学术文献库

A customized finite-difference field solver for the particle-in-cell (PIC) algorithm that provides higher fidelity for wave-particle interactions in intense electromagnetic waves is presented. In many problems of interest, particles with relativistic energies interact with intense electromagnetic fields that have phase velocities near the speed of light. Numerical errors can arise due to (1) dispersion errors in the phase velocity of the wave, (2) the staggering in time between the electric and magnetic fields and between particle velocity and position and (3) errors in the time derivative in the momentum advance. Errors of the first two kinds are analyzed in detail. It is shown that by using field solvers with different $\mathbf{k}$-space operators in Faraday's and Ampere's law, the dispersion errors and magnetic field time-staggering errors in the particle pusher can be simultaneously removed for electromagnetic waves moving primarily in a specific direction.

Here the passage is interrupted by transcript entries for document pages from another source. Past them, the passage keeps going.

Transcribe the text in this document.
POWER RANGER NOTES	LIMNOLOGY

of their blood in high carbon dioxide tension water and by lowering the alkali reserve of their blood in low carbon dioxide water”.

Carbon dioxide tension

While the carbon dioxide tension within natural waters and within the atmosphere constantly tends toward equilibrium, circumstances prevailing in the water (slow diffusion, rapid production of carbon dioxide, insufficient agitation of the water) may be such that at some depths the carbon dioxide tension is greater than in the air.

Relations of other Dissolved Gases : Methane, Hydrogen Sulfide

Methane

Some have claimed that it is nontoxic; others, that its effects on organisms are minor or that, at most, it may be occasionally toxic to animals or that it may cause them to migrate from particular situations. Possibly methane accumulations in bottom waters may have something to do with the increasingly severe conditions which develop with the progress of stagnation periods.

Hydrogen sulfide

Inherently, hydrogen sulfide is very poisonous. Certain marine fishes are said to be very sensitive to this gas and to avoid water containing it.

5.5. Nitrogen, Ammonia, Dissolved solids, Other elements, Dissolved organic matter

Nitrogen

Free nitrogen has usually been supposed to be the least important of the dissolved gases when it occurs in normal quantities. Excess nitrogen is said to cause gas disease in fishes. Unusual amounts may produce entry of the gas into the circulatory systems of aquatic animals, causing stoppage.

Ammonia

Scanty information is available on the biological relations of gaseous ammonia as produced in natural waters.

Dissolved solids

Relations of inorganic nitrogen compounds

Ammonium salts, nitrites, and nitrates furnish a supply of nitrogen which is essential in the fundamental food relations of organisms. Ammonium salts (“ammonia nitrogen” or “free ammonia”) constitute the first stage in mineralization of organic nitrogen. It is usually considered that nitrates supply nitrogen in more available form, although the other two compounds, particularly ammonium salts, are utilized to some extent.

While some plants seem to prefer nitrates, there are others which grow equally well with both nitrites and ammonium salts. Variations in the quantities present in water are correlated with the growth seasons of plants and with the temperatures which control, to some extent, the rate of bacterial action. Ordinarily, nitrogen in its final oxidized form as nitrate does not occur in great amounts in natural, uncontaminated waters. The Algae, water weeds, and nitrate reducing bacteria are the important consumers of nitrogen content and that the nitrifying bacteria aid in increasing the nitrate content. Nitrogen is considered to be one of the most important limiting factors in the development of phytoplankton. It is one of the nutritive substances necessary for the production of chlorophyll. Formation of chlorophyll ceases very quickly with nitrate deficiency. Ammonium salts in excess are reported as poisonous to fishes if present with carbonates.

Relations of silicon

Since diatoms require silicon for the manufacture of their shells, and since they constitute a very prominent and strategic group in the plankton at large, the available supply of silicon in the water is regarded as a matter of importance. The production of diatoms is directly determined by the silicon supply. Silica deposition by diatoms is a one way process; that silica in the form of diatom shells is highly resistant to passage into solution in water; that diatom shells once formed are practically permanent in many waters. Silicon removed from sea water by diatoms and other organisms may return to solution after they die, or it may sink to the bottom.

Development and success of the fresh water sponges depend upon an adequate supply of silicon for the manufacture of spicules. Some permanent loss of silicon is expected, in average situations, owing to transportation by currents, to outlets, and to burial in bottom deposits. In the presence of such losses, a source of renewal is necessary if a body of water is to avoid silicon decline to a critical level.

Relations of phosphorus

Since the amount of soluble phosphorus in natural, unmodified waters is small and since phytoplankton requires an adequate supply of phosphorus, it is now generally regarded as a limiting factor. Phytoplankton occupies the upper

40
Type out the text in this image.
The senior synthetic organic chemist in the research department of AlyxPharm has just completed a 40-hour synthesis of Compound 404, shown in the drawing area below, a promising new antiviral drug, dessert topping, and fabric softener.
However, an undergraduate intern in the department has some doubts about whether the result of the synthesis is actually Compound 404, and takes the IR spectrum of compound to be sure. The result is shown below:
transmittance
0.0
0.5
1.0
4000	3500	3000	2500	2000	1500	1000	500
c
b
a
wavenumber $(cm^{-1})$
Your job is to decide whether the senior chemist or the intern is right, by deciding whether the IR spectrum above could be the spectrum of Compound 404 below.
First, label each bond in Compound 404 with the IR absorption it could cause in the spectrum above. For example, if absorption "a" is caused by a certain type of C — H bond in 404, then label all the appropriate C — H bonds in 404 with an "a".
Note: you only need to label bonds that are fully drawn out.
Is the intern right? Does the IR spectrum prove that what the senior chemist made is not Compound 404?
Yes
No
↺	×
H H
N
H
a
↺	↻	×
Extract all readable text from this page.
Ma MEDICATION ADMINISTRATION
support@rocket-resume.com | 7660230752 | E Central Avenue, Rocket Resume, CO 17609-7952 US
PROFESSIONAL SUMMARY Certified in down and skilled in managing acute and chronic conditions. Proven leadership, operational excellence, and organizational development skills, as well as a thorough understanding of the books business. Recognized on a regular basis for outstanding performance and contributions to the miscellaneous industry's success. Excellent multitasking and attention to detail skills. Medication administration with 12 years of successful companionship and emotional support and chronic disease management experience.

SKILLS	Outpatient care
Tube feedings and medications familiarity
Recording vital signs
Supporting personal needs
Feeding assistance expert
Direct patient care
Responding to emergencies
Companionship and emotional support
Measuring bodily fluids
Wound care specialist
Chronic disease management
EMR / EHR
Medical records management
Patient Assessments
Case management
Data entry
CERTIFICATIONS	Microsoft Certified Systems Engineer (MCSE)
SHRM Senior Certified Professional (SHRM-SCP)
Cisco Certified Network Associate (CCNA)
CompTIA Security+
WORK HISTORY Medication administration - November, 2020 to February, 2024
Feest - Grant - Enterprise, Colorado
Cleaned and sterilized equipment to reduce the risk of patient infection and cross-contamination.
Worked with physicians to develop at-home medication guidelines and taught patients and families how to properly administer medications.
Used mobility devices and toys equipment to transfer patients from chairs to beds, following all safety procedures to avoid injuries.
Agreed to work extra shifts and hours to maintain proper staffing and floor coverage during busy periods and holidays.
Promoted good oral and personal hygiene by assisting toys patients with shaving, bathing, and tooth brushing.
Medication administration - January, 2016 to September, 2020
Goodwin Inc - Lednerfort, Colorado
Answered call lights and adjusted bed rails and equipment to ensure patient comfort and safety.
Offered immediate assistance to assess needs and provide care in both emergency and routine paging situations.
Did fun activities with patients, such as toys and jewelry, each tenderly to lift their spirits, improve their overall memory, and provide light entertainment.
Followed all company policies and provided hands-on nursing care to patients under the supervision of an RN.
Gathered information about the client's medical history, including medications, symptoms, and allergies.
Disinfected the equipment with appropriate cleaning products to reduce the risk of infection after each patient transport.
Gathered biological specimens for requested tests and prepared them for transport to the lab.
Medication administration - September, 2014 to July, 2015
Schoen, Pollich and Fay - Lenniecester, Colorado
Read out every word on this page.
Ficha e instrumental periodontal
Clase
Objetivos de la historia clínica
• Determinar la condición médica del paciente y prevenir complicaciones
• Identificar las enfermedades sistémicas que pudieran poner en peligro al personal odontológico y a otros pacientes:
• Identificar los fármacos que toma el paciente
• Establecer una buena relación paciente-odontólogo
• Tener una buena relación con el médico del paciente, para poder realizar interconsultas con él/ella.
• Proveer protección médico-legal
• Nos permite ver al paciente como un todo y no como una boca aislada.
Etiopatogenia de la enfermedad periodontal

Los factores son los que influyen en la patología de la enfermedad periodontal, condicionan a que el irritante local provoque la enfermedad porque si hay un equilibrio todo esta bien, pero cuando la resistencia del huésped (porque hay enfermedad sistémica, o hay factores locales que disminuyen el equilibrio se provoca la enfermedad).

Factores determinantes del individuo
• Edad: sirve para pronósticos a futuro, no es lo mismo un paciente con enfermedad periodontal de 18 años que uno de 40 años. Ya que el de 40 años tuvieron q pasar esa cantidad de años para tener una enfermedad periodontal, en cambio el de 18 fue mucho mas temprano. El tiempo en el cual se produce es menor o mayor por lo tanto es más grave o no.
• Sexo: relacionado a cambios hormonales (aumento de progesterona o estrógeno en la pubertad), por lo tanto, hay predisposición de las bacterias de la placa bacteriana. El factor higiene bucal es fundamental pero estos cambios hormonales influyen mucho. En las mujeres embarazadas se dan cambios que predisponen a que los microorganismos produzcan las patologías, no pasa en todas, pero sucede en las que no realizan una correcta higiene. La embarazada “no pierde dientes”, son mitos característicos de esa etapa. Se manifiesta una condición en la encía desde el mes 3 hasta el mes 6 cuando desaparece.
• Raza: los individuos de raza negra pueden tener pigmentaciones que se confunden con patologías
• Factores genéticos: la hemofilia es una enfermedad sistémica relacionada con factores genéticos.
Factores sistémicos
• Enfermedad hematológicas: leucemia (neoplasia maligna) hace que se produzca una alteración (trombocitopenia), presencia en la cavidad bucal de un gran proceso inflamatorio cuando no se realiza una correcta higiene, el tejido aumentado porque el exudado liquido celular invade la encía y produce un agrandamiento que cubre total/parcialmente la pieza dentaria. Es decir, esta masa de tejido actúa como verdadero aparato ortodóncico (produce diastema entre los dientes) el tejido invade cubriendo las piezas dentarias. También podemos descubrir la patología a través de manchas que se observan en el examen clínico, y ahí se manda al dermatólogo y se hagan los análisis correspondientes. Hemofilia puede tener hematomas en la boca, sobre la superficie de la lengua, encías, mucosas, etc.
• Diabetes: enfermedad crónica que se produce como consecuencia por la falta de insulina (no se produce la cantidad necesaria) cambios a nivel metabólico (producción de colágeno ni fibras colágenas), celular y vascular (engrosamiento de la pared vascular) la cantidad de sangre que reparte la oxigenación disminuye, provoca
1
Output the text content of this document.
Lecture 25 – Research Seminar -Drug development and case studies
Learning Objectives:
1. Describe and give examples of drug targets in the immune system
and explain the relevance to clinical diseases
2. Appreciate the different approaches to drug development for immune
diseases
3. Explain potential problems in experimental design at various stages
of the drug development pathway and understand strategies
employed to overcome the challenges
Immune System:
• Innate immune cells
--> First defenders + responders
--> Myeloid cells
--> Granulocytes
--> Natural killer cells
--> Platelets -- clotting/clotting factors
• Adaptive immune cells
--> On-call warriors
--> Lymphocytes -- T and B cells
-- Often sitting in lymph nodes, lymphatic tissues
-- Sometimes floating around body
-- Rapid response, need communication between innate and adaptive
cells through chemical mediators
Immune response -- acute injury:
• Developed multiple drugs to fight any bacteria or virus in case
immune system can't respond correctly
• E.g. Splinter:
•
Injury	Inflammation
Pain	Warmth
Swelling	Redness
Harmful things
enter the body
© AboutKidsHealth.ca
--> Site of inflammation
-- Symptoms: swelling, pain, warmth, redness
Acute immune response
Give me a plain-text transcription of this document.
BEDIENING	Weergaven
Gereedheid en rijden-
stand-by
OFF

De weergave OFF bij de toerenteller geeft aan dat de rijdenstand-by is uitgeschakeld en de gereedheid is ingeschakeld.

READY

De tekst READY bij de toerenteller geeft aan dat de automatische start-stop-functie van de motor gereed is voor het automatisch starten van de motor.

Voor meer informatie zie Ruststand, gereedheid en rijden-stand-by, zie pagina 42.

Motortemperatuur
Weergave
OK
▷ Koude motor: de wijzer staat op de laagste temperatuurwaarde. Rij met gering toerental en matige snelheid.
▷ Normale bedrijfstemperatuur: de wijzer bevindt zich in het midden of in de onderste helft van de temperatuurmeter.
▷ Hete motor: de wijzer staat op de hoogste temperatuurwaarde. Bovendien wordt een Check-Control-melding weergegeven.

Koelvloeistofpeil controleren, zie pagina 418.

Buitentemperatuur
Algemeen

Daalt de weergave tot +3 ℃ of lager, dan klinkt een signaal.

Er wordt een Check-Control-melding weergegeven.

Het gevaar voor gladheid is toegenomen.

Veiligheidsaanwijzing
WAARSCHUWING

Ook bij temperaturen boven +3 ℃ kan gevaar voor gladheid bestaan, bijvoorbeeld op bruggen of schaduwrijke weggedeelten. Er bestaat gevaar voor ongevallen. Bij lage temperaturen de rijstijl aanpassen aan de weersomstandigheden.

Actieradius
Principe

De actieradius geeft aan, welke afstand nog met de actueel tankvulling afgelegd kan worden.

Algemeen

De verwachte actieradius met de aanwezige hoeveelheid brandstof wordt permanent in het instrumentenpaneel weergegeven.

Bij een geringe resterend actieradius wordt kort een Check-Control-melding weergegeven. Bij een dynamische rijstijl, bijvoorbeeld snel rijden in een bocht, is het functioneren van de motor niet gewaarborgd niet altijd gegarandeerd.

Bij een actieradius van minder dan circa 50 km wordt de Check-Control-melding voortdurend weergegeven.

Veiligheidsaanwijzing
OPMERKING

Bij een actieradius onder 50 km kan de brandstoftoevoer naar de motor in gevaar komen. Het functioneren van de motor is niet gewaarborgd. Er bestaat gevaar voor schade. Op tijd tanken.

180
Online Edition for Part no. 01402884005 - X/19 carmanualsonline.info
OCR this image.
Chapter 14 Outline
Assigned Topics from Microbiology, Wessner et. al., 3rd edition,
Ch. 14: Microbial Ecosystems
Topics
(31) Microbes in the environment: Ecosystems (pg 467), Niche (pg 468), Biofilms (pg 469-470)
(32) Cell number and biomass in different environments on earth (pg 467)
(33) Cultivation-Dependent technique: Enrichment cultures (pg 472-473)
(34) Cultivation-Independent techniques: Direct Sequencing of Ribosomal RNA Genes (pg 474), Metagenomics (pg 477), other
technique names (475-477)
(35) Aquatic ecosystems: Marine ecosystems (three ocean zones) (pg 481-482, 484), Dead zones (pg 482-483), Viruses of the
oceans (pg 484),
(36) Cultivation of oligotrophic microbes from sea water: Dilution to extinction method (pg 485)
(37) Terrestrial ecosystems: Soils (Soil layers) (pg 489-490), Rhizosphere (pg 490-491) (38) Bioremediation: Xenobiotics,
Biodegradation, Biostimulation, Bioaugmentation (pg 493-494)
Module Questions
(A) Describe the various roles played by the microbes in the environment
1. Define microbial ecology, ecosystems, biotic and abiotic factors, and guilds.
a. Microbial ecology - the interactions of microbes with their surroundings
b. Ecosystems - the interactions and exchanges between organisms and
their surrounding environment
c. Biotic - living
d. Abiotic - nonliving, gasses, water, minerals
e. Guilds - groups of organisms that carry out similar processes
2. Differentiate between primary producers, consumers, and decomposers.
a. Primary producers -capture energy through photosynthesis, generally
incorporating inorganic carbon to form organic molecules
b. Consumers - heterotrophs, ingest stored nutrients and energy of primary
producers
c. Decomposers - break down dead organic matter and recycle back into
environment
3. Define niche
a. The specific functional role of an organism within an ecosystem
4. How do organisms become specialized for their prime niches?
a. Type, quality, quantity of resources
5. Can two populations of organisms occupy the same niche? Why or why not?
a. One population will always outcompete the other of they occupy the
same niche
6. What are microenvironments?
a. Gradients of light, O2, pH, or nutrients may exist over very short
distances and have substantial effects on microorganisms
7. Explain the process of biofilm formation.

The new algorithm was implemented into OSIRIS by using customized higher-order finite-difference operators. Schemes using the proposed solver in combination with different particle pushers are compared through PIC simulation. It is shown that the use of the new algorithm, together with an analytic particle pusher (assuming constant fields over a time step), can lead to accurate modeling of the motion of a single electron in an intense laser field with normalized vector potentials, $eA/mc^2$, exceeding $10^4$ for typical cell sizes and time steps.